Kebutuhan manusia sebagai makhluk sosial
Setiap manusia mempunyai kebutuhan yang harus dipenuhinya, yang antara lan adalah kebutuhan yang berkaitan dengan kedudukannya sebagai makhluk sosial , seperti kebutuhan akan penghargaan, kebutuhan akan rasa diterima kehadirannya oleh masyarakat lingkungannya, kebutuhan untuk mengaktualisasikan dirinya.[2]

Jangkauan luas MSDM
Dengan pendekatan sistem sosial ini, maka manajemen SDM menjadi luas jangkauannya, karena tidak saja masalah yang terjadi dalam organisasi sebagai “inner central” dari sistem itu, tetapi juga menyangkut lingkungan organisasi sebagai “outer extended system”, seperti serikat buruh, masyarakat sekitar, pelanggan, pesaing, pemasok, pemegang saham, lembaga keuangan dan Pemerintah.[3]
Manusia tidak hanya alat produksi
Secara ringkas dapat dikatakan bahwa manajemen sumber daya manusia menempatkan tenaga kerja dalam organisasi tidak hanya sebagai alat produksi. Lebih dari itu, tenaga kerja merupakan kekayaan/aset organisasi, yang berbentuk – sumberdaya manusia yang mempunyai cita, rasa dan karsa yang berbeda-beda, sehingga harus dikelola dengan pendekatan yang lebih manusiawi. Pendekatan sistem sosial yang menempatkan manusia sesuai dengan harkatnya sebagai makhluk sosial.[4]

Tujuan pokok MSDM
Seluruh kegiatan melalui fungsi-fungsi manajemen sumberdaya manusia tersebut diarahkan untuk mewujudkan sasaran pokok MSDM, yaitu mendayagunakan secara optimal sumberdaya manusia dalam suatu organisasi melalui terciptanya suatu kondisi ketenagakerjaan yang memenuhi semboyan 3 TEPAT, yaitu tepat orang, tepat jabatan dan tepat waktu (the right man on the raight job at the right time). Kondisis semacam ini hanya  mungkin terjadi bila setiap manusia di dalam organisasi itu mencapai tingkat prestasi kerja yang tinggi. Dengan perkataan lain, sumberdaya manusia yang dimiliki tersebut mampu mengembangkan produktifitas kerjanya sampai tingkat yang maksimal.
Sasaran pokok ini dicapai melalui sasaran antara  berbentuk terciptanya kemampuan kerja (ability to work) dan kemaun kerja  (willingness to work) dari tenaga kerja yang dimiliki organisasi tersebut.

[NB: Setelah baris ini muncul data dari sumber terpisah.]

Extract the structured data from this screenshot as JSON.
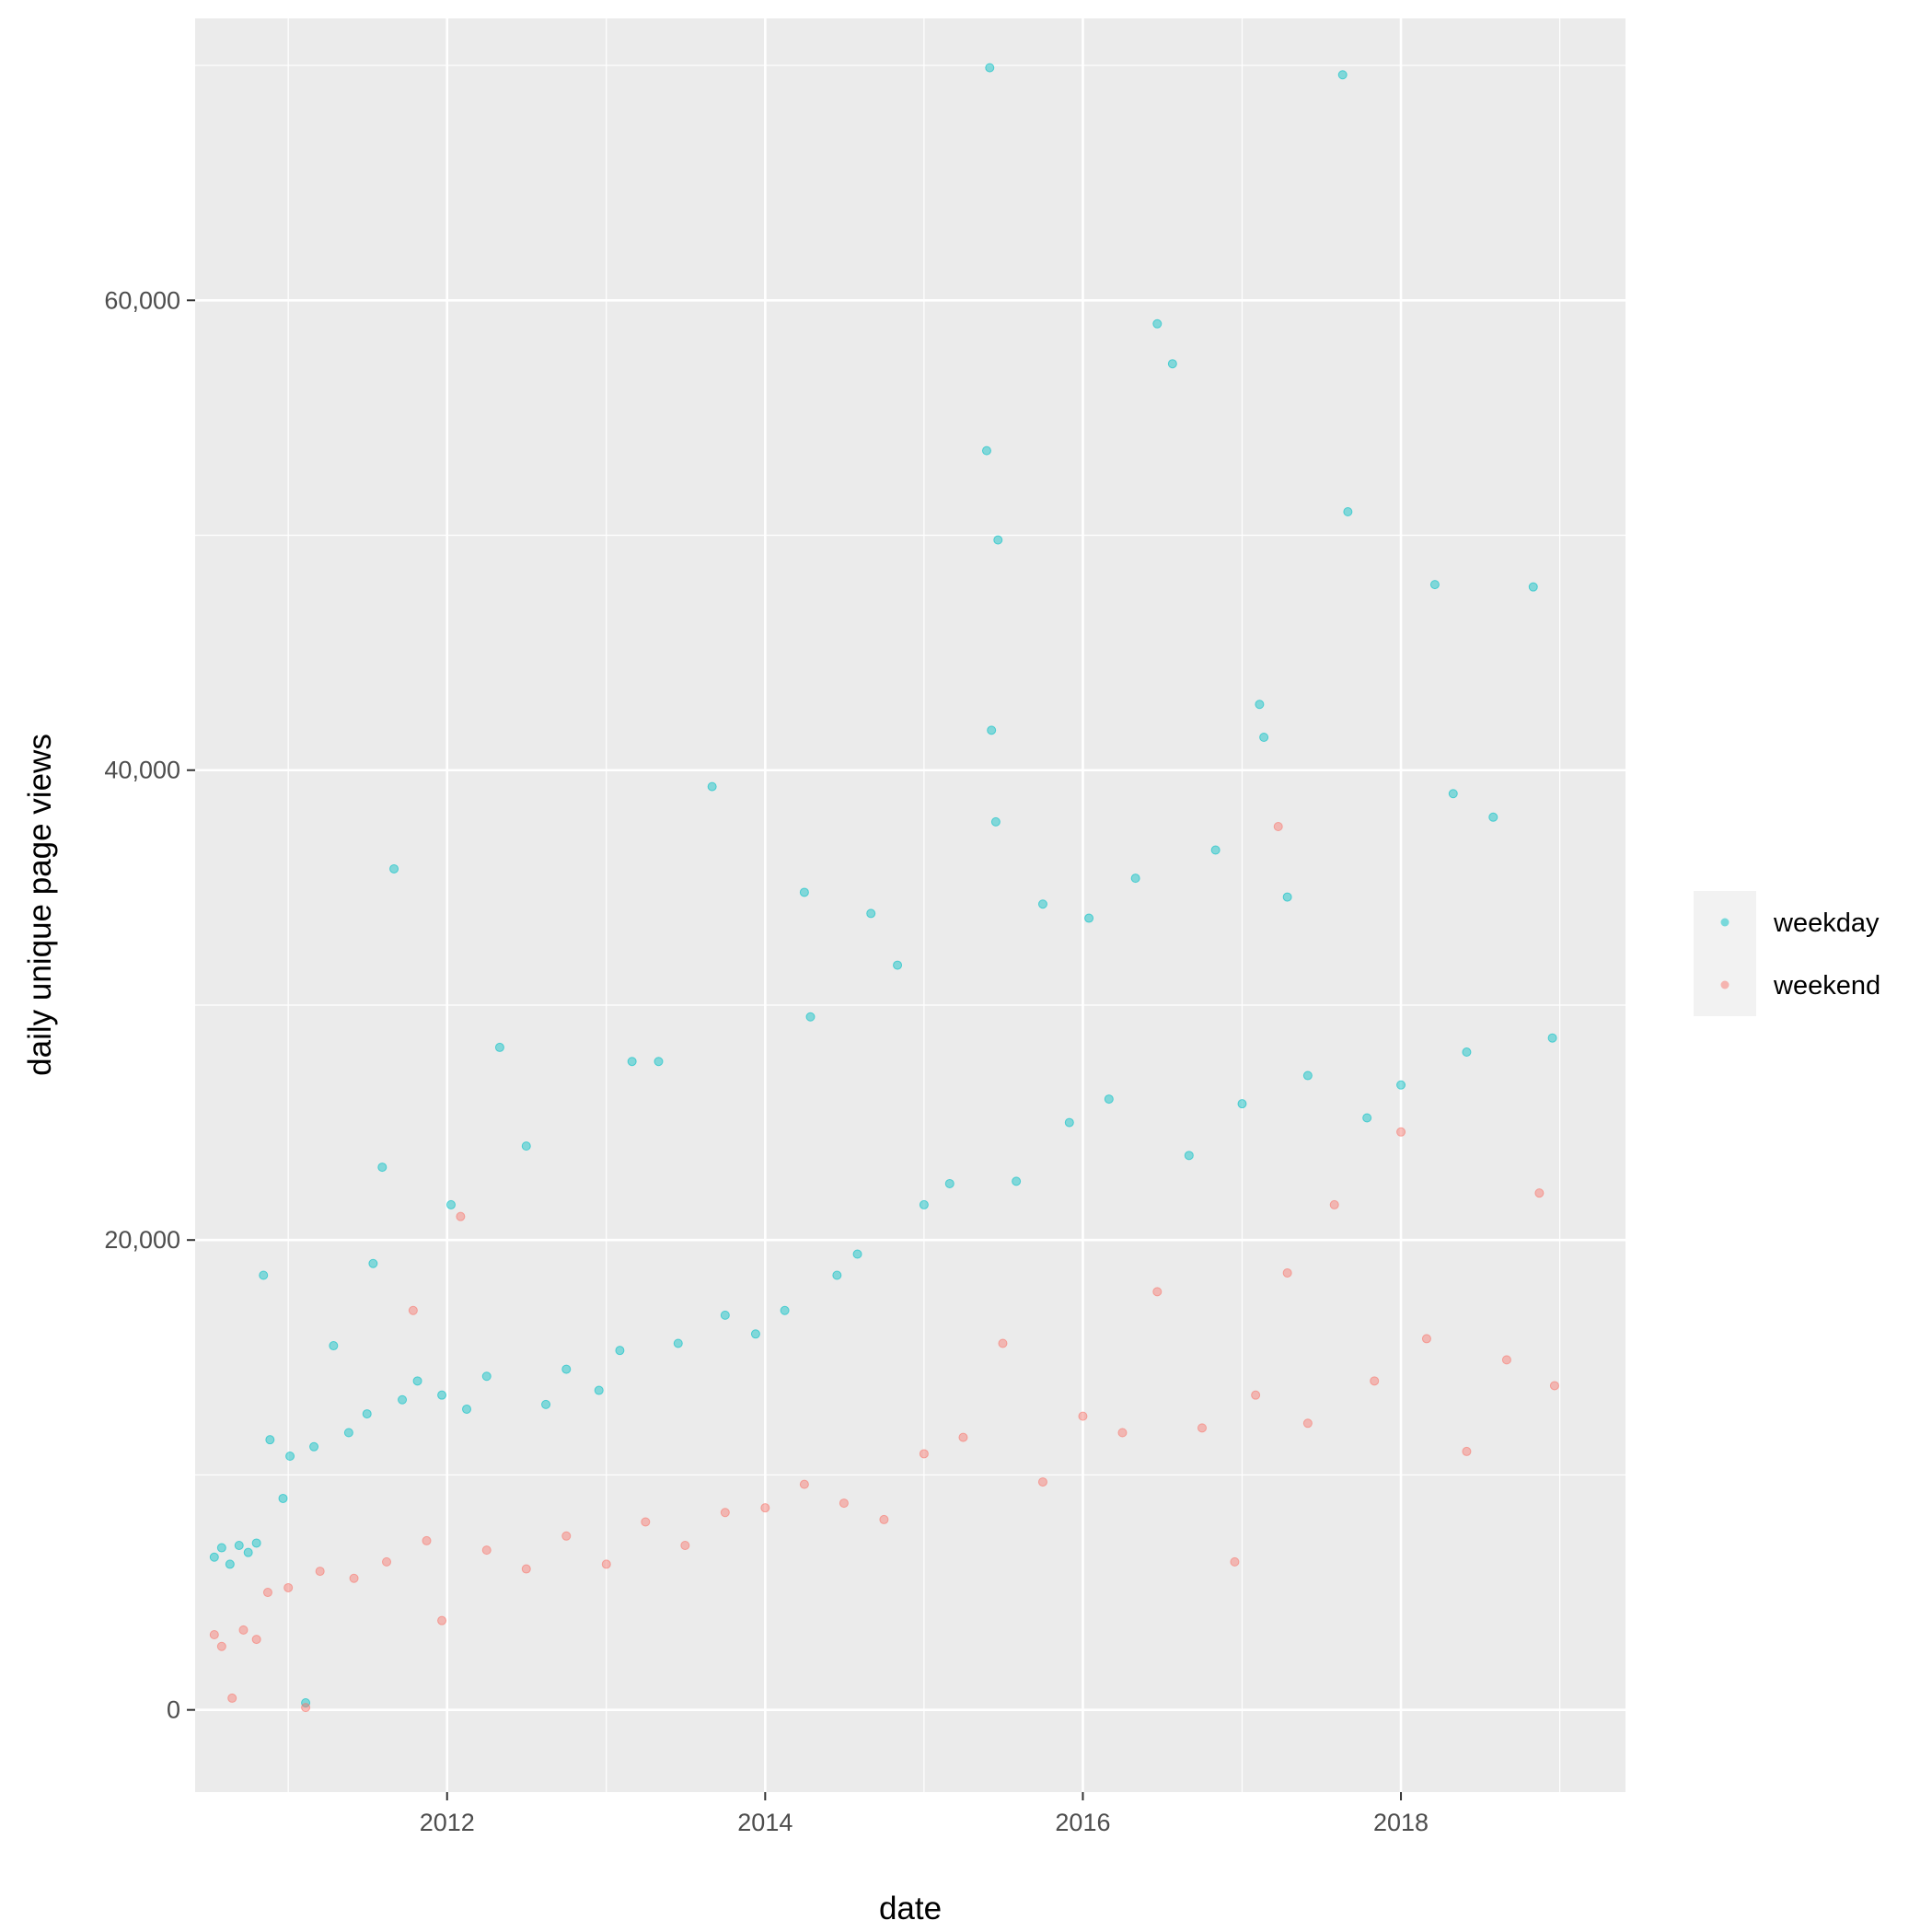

Kemauan dan kemampuan kerja merupakan dua syarat dasar yang harus dimiliki seseorang untuk berprestasi di dalam pekerjaan yang dilakukannya.

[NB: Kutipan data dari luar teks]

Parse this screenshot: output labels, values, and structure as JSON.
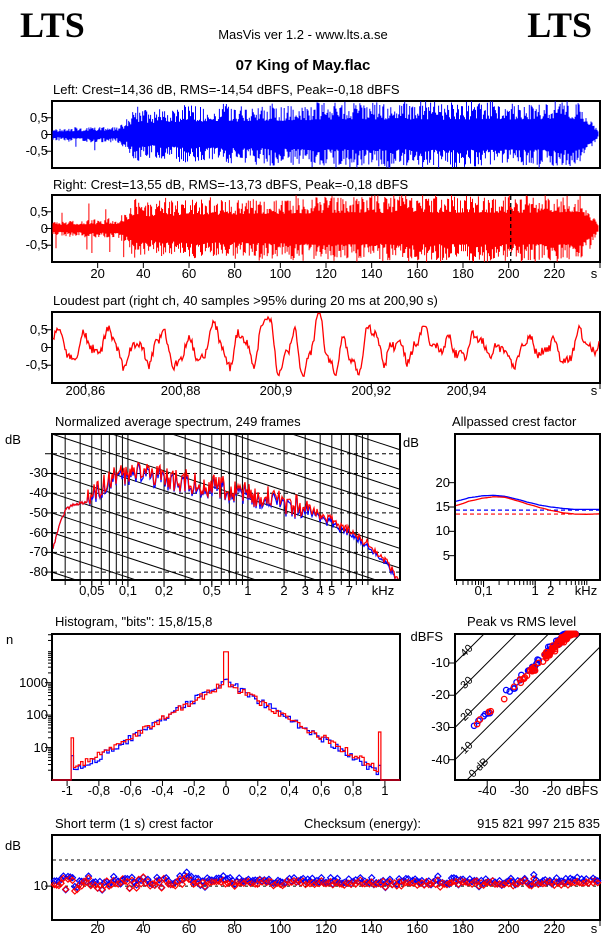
{
  "header": {
    "logo_left": "LTS",
    "logo_right": "LTS",
    "app_info": "MasVis ver 1.2 - www.lts.a.se"
  },
  "title": "07 King of May.flac",
  "colors": {
    "left_channel": "#0000ff",
    "right_channel": "#ff0000",
    "axis": "#000000",
    "background": "#ffffff"
  },
  "chart_data": [
    {
      "id": "wave_left",
      "type": "waveform",
      "channel": "left",
      "title": "Left: Crest=14,36 dB, RMS=-14,54 dBFS, Peak=-0,18 dBFS",
      "ylim": [
        -1,
        1
      ],
      "yticks": [
        [
          0.5,
          "0,5"
        ],
        [
          0,
          "0"
        ],
        [
          -0.5,
          "-0,5"
        ]
      ],
      "xlim_s": [
        0,
        240
      ],
      "envelope_t_step_s": 4,
      "envelope": [
        0.15,
        0.18,
        0.2,
        0.19,
        0.22,
        0.2,
        0.24,
        0.22,
        0.38,
        0.78,
        0.7,
        0.62,
        0.82,
        0.7,
        0.76,
        0.86,
        0.73,
        0.8,
        0.76,
        0.84,
        0.78,
        0.76,
        0.84,
        0.8,
        0.84,
        0.81,
        0.84,
        0.88,
        0.84,
        0.91,
        0.88,
        0.91,
        0.88,
        0.92,
        0.89,
        0.92,
        0.88,
        0.92,
        0.9,
        0.88,
        0.92,
        0.9,
        0.92,
        0.88,
        0.9,
        0.92,
        0.89,
        0.92,
        0.9,
        0.92,
        0.89,
        0.9,
        0.92,
        0.89,
        0.9,
        0.93,
        0.91,
        0.93,
        0.88,
        0.5,
        0.04
      ],
      "early_section_end_s": 33,
      "early_spike_p": 0.02,
      "early_spike_max": 0.6
    },
    {
      "id": "wave_right",
      "type": "waveform",
      "channel": "right",
      "title": "Right: Crest=13,55 dB, RMS=-13,73 dBFS, Peak=-0,18 dBFS",
      "ylim": [
        -1,
        1
      ],
      "yticks": [
        [
          0.5,
          "0,5"
        ],
        [
          0,
          "0"
        ],
        [
          -0.5,
          "-0,5"
        ]
      ],
      "xlim_s": [
        0,
        240
      ],
      "xticks": [
        [
          20,
          "20"
        ],
        [
          40,
          "40"
        ],
        [
          60,
          "60"
        ],
        [
          80,
          "80"
        ],
        [
          100,
          "100"
        ],
        [
          120,
          "120"
        ],
        [
          140,
          "140"
        ],
        [
          160,
          "160"
        ],
        [
          180,
          "180"
        ],
        [
          200,
          "200"
        ],
        [
          220,
          "220"
        ],
        [
          240,
          ""
        ]
      ],
      "x_unit_label": "s",
      "marker_time_s": 200.9,
      "envelope_t_step_s": 4,
      "envelope": [
        0.18,
        0.21,
        0.24,
        0.21,
        0.26,
        0.23,
        0.28,
        0.26,
        0.44,
        0.84,
        0.77,
        0.68,
        0.87,
        0.75,
        0.81,
        0.91,
        0.79,
        0.85,
        0.81,
        0.89,
        0.83,
        0.81,
        0.89,
        0.85,
        0.89,
        0.86,
        0.89,
        0.92,
        0.89,
        0.95,
        0.92,
        0.95,
        0.92,
        0.95,
        0.93,
        0.95,
        0.92,
        0.95,
        0.93,
        0.92,
        0.95,
        0.93,
        0.95,
        0.92,
        0.94,
        0.95,
        0.93,
        0.95,
        0.94,
        0.95,
        0.93,
        0.94,
        0.95,
        0.93,
        0.94,
        0.96,
        0.94,
        0.96,
        0.92,
        0.55,
        0.04
      ],
      "early_section_end_s": 33,
      "early_spike_p": 0.06,
      "early_spike_max": 0.95
    },
    {
      "id": "loudest_part",
      "type": "waveform_detail",
      "channel": "right",
      "title": "Loudest part (right ch, 40 samples >95% during 20 ms at 200,90 s)",
      "ylim": [
        -1,
        1
      ],
      "yticks": [
        [
          0.5,
          "0,5"
        ],
        [
          0,
          "0"
        ],
        [
          -0.5,
          "-0,5"
        ]
      ],
      "xlim_s": [
        200.853,
        200.968
      ],
      "xticks": [
        [
          200.86,
          "200,86"
        ],
        [
          200.88,
          "200,88"
        ],
        [
          200.9,
          "200,9"
        ],
        [
          200.92,
          "200,92"
        ],
        [
          200.94,
          "200,94"
        ]
      ],
      "x_unit_label": "s",
      "approx_amplitude": 0.45,
      "peak_swing_center_s": 200.909,
      "peak_swing_amplitude": 0.95
    },
    {
      "id": "spectrum",
      "type": "line",
      "title": "Normalized average spectrum, 249 frames",
      "ylabel": "dB",
      "ylim": [
        -84,
        -10
      ],
      "yticks": [
        [
          -20,
          ""
        ],
        [
          -30,
          "-30"
        ],
        [
          -40,
          "-40"
        ],
        [
          -50,
          "-50"
        ],
        [
          -60,
          "-60"
        ],
        [
          -70,
          "-70"
        ],
        [
          -80,
          "-80"
        ]
      ],
      "xlim_khz": [
        0.0233,
        18.5
      ],
      "xticks": [
        [
          0.05,
          "0,05"
        ],
        [
          0.1,
          "0,1"
        ],
        [
          0.2,
          "0,2"
        ],
        [
          0.5,
          "0,5"
        ],
        [
          1,
          "1"
        ],
        [
          2,
          "2"
        ],
        [
          3,
          "3"
        ],
        [
          4,
          "4"
        ],
        [
          5,
          "5"
        ],
        [
          7,
          "7"
        ]
      ],
      "x_unit_label": "kHz",
      "grid_diagonal_slope_db_per_decade": -20,
      "anchors_khz_db": [
        [
          0.023,
          -69
        ],
        [
          0.026,
          -57
        ],
        [
          0.03,
          -48
        ],
        [
          0.035,
          -45.5
        ],
        [
          0.045,
          -44.5
        ],
        [
          0.055,
          -40
        ],
        [
          0.065,
          -34
        ],
        [
          0.08,
          -30
        ],
        [
          0.095,
          -31
        ],
        [
          0.11,
          -27.5
        ],
        [
          0.14,
          -30
        ],
        [
          0.18,
          -32
        ],
        [
          0.25,
          -34
        ],
        [
          0.35,
          -35
        ],
        [
          0.5,
          -37
        ],
        [
          0.7,
          -38
        ],
        [
          1.0,
          -40
        ],
        [
          1.4,
          -43
        ],
        [
          2.0,
          -46
        ],
        [
          2.8,
          -47
        ],
        [
          3.2,
          -47
        ],
        [
          4.0,
          -51
        ],
        [
          5.0,
          -54
        ],
        [
          6.0,
          -57
        ],
        [
          7.0,
          -60
        ],
        [
          8.5,
          -63
        ],
        [
          10,
          -66
        ],
        [
          12,
          -70
        ],
        [
          14,
          -74
        ],
        [
          16,
          -79
        ],
        [
          18.5,
          -86
        ]
      ],
      "jitter_db_mid": 6,
      "jitter_db_hi": 1.5
    },
    {
      "id": "allpassed_crest",
      "type": "line",
      "title": "Allpassed crest factor",
      "ylabel": "dB",
      "ylim": [
        0,
        30
      ],
      "yticks": [
        [
          20,
          "20"
        ],
        [
          15,
          "15"
        ],
        [
          10,
          "10"
        ],
        [
          5,
          "5"
        ]
      ],
      "xlim_khz": [
        0.028,
        18
      ],
      "xticks": [
        [
          0.1,
          "0,1"
        ],
        [
          1,
          "1"
        ],
        [
          2,
          "2"
        ]
      ],
      "x_unit_label": "kHz",
      "series": [
        {
          "name": "left",
          "color": "#0000ff",
          "anchors_khz_db": [
            [
              0.028,
              16.2
            ],
            [
              0.05,
              16.9
            ],
            [
              0.09,
              17.3
            ],
            [
              0.15,
              17.4
            ],
            [
              0.25,
              17.2
            ],
            [
              0.4,
              16.7
            ],
            [
              0.7,
              16.0
            ],
            [
              1.2,
              15.4
            ],
            [
              2,
              15.0
            ],
            [
              3.5,
              14.7
            ],
            [
              6,
              14.5
            ],
            [
              10,
              14.5
            ],
            [
              18,
              14.5
            ]
          ],
          "reference_dashed_db": 14.36
        },
        {
          "name": "right",
          "color": "#ff0000",
          "anchors_khz_db": [
            [
              0.028,
              15.3
            ],
            [
              0.05,
              16.2
            ],
            [
              0.09,
              16.8
            ],
            [
              0.15,
              17.1
            ],
            [
              0.25,
              17.0
            ],
            [
              0.4,
              16.4
            ],
            [
              0.7,
              15.6
            ],
            [
              1.2,
              14.9
            ],
            [
              2,
              14.3
            ],
            [
              3.5,
              13.8
            ],
            [
              6,
              13.55
            ],
            [
              10,
              13.5
            ],
            [
              18,
              13.6
            ]
          ],
          "reference_dashed_db": 13.55
        }
      ]
    },
    {
      "id": "histogram",
      "type": "histogram",
      "title": "Histogram, \"bits\": 15,8/15,8",
      "ylabel": "n",
      "ylog_lim": [
        0,
        4.5
      ],
      "yticks": [
        [
          1000,
          "1000"
        ],
        [
          100,
          "100"
        ],
        [
          10,
          "10"
        ]
      ],
      "xlim": [
        -1.095,
        1.095
      ],
      "xticks": [
        [
          -1,
          "-1"
        ],
        [
          -0.8,
          "-0,8"
        ],
        [
          -0.6,
          "-0,6"
        ],
        [
          -0.4,
          "-0,4"
        ],
        [
          -0.2,
          "-0,2"
        ],
        [
          0,
          "0"
        ],
        [
          0.2,
          "0,2"
        ],
        [
          0.4,
          "0,4"
        ],
        [
          0.6,
          "0,6"
        ],
        [
          0.8,
          "0,8"
        ],
        [
          1,
          "1"
        ]
      ],
      "bin_width": 0.015,
      "edge_pos": 0.968,
      "series": [
        {
          "name": "left",
          "color": "#0000ff",
          "center_log": 3.06,
          "slope_log_per_unit": 2.95,
          "edge_left_log": 0.75,
          "edge_right_log": 0.45
        },
        {
          "name": "right",
          "color": "#ff0000",
          "center_log": 3.0,
          "slope_log_per_unit": 2.78,
          "edge_left_log": 1.3,
          "edge_right_log": 1.48,
          "center_spike_log": 3.95
        }
      ]
    },
    {
      "id": "peak_vs_rms",
      "type": "scatter",
      "title": "Peak vs RMS level",
      "ylabel": "dBFS",
      "ylim": [
        -46.3,
        -1
      ],
      "yticks": [
        [
          -10,
          "-10"
        ],
        [
          -20,
          "-20"
        ],
        [
          -30,
          "-30"
        ],
        [
          -40,
          "-40"
        ]
      ],
      "xlim": [
        -50,
        -5
      ],
      "xticks": [
        [
          -40,
          "-40"
        ],
        [
          -30,
          "-30"
        ],
        [
          -20,
          "-20"
        ],
        [
          -10,
          ""
        ]
      ],
      "x_unit_label": "dBFS",
      "diagonals": [
        [
          50,
          ""
        ],
        [
          40,
          "40"
        ],
        [
          30,
          "30"
        ],
        [
          20,
          "20"
        ],
        [
          10,
          "10"
        ],
        [
          0,
          "0 dB"
        ]
      ],
      "scatter_summary": {
        "points_per_channel": 115,
        "blue_crest_mean_db": 14.6,
        "red_crest_mean_db": 13.8,
        "crest_sd_db": 1.1,
        "rms_range_dbfs": [
          -47,
          -11
        ],
        "peak_max_dbfs": -0.18
      }
    },
    {
      "id": "short_term_crest",
      "type": "scatter",
      "title": "Short term (1 s) crest factor",
      "checksum_label": "Checksum (energy):",
      "checksum_value": "915 821 997 215 835",
      "ylabel": "dB",
      "ylim": [
        3.5,
        19.8
      ],
      "yticks": [
        [
          10,
          "10"
        ]
      ],
      "dashed_ref_db": [
        10,
        15
      ],
      "xlim_s": [
        0,
        240
      ],
      "xticks": [
        [
          20,
          "20"
        ],
        [
          40,
          "40"
        ],
        [
          60,
          "60"
        ],
        [
          80,
          "80"
        ],
        [
          100,
          "100"
        ],
        [
          120,
          "120"
        ],
        [
          140,
          "140"
        ],
        [
          160,
          "160"
        ],
        [
          180,
          "180"
        ],
        [
          200,
          "200"
        ],
        [
          220,
          "220"
        ],
        [
          240,
          ""
        ]
      ],
      "x_unit_label": "s",
      "scatter_summary": {
        "typical_db": 11,
        "spread_db": 0.9,
        "early_end_s": 62,
        "early_extra_spread_db": 1.8,
        "range_db": [
          8.3,
          14.3
        ]
      }
    }
  ]
}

Kemampuan kerja berhubungan dengan pengetahuan, keterampilan, bakat, minat dan pengalaman yang dibutuhkan seseorang agar dapat menyelesaikan tugas-tugas yang harus dilaksanakan sesuai dengan pekerjaan/jabatan yang didudukinya. Sedangka kemauan kerja merupakan perwujudan dari tinggi rendahnya motifasi yang bersumber dari dorongan berbentuk kebutuhan dan keingintahuan tertentu yang menyebabkan seseorang melakukan tingkah laku tertentu pula. Tingkah laku yang dimaksud adalah kehendak untuk melaksanakan tugas-tugas yang harus dilakukan sesuai dengan pekerjaan/jabatan yang didudukinya itu.
Seorang tenaga kerja tanpa kemampuan kerja, tidak akan dapat mencapai prestasi kerja pada tingkat yang optimal, walaupun kemauan kerjanya tinggi. Sebaliknya, seorang tenaga kerja dengan kemampuan kerja yang tinggi tetapi tidak memiliki kemauan kerja, akan menunjukan prestasi kerja yang rendah pula.[5]



[1] Bambang Wahyudi, Manajemen Sumberdaya Manusia, Sulita. Bandung: 1991. Hal. 6.
[2] Bambang Wahyudi, Manajemen Sumberdaya Manusia, Sulita. Bandung: 1991. Hal. 7.
[3] Bambang Wahyudi, Manajemen Sumberdaya Manusia, Sulita. Bandung: 1991. Hal. 7.
[4] Bambang Wahyudi, Manajemen Sumberdaya Manusia, Sulita. Bandung: 1991. Hal. 11.
[5] Bambang Wahyudi, Manajemen Sumberdaya Manusia, Sulita. Bandung: 1991. Hal. 18.